The three things I’d specifically confirm: image pulls from your private registry succeed (that’s the registry-config change paying off or biting), your custom runtime handlers still resolve if you use gVisor/Kata (runtimes in the info output), and no pod is stuck in a container-create loop. If all three are clean on the first replaced node, the rest of the fleet will follow.

Rollback plan, since you should always have one: with drain-and-replace, rollback is deleting the new node and letting the old-image pool absorb the pods. Keep one 1.7 node pool alive and cordoned-but-present until you’ve run a full day of production traffic on 2.3. Cheap insurance.

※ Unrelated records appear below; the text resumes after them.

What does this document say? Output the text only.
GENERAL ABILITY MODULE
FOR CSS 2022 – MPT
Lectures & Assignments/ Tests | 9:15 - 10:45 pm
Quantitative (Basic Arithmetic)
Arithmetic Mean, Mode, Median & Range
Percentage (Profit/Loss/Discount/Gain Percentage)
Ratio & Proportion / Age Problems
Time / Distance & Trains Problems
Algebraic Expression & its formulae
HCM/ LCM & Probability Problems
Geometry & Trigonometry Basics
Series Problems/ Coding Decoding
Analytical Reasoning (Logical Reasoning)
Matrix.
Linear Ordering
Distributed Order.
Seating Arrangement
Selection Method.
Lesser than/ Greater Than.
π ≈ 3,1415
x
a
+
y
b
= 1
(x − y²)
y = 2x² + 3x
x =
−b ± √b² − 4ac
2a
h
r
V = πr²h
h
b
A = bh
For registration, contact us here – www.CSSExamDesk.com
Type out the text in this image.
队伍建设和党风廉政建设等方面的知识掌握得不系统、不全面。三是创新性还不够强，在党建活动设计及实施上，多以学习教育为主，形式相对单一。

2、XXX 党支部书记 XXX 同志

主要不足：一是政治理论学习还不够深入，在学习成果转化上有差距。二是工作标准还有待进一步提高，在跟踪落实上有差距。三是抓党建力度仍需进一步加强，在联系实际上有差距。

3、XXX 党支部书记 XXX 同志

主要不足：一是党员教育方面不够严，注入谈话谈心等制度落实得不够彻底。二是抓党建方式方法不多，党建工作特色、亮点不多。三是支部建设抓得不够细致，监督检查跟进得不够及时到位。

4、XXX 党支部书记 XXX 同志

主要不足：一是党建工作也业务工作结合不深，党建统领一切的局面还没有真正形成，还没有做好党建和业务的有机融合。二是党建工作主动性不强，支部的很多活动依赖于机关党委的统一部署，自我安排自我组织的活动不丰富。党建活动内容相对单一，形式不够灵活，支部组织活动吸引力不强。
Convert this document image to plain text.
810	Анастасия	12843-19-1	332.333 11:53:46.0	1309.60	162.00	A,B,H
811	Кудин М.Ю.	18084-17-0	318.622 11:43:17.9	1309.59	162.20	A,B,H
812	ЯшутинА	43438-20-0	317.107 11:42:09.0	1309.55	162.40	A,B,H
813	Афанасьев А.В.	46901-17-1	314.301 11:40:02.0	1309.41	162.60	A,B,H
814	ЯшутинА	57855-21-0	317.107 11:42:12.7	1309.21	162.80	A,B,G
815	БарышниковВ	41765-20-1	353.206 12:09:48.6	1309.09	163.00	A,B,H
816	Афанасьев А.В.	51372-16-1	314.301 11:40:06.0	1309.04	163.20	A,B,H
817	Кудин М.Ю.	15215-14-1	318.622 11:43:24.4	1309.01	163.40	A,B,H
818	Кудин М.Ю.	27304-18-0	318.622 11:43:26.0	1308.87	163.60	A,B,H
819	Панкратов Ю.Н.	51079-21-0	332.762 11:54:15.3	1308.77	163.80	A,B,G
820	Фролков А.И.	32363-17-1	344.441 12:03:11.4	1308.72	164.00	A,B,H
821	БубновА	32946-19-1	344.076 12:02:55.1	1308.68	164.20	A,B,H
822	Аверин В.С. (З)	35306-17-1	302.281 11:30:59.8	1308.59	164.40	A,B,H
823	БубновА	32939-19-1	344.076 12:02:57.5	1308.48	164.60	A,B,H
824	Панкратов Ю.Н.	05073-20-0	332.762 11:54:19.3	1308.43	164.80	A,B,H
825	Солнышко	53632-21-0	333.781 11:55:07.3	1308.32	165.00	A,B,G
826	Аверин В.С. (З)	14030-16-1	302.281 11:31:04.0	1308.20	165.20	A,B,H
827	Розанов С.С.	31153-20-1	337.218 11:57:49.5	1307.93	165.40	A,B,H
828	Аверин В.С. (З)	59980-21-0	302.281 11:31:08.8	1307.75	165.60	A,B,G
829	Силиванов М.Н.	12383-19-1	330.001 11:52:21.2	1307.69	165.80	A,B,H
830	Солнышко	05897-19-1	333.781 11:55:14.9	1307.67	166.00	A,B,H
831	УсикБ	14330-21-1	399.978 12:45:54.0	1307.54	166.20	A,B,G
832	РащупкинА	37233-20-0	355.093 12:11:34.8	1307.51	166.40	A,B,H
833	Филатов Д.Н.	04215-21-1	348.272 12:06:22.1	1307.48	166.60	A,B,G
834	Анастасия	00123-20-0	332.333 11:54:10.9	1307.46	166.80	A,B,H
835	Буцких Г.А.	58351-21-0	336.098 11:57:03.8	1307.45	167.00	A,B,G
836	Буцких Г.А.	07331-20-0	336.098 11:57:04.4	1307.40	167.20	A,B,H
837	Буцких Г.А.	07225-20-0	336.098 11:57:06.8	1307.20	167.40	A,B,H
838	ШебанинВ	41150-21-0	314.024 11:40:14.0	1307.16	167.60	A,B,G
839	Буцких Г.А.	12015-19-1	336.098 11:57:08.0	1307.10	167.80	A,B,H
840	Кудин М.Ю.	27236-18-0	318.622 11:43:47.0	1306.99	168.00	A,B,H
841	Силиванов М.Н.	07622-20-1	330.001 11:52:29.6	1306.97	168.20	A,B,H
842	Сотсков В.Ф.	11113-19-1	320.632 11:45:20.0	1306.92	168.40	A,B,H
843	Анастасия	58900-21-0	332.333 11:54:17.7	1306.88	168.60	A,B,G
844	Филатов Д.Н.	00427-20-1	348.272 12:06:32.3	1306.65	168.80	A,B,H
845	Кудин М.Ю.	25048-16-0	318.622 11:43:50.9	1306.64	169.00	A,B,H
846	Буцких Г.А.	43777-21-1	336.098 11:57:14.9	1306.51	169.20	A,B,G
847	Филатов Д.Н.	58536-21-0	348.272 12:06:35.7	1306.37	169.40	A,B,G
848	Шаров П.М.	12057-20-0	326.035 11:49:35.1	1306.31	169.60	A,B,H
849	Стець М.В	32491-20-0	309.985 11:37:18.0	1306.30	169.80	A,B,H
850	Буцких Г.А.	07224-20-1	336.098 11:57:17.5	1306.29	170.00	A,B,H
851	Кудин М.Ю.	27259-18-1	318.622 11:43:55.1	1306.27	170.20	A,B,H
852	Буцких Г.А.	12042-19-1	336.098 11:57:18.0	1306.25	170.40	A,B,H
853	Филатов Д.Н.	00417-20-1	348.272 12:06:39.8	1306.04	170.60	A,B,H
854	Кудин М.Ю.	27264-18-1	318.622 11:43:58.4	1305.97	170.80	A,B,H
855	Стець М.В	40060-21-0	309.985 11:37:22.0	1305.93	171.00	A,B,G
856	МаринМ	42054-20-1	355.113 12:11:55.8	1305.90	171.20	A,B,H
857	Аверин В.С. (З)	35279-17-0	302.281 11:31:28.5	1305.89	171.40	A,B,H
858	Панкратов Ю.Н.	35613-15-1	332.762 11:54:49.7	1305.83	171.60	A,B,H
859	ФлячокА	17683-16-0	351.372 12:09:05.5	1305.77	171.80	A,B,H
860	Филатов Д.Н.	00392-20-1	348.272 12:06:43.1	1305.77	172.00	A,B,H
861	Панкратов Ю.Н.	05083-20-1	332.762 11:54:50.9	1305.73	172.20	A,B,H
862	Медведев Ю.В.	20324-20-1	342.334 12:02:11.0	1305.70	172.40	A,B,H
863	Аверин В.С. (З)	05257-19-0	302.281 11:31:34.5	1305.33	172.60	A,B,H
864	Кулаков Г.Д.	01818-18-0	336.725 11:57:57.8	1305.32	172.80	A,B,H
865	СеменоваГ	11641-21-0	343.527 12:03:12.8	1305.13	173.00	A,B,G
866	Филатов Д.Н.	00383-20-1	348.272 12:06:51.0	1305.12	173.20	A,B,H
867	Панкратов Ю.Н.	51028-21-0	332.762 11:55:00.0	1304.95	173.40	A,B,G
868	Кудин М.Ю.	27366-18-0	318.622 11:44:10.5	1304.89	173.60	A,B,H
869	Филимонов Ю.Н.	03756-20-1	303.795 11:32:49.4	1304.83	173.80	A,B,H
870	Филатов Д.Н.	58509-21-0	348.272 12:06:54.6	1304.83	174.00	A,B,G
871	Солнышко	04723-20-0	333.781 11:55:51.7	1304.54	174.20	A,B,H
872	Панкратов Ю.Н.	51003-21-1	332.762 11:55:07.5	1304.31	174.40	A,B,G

Where this sits in the bigger cleanup

This isn’t happening in isolation. containerd 2.x, the Kubernetes 1.35 cgroup v1 removal, and the general node-OS churn are all landing in the same rough window, and they touch the same nodes. If you’re going to drain-and-replace your fleet anyway, it’s worth sequencing these so you’re not rebuilding nodes three separate times. And if the runtime upgrade has you re-examining node costs while you’re in there, the EKS pricing breakdown is a decent companion — extended-support surcharges have a way of showing up in exactly these lagging-version situations.

The lazy-but-correct move: turn on deprecation warnings this week, before you plan anything else. The output tells you whether you have a five-minute config fix or a real project — and it’s the one step that makes every other step safe.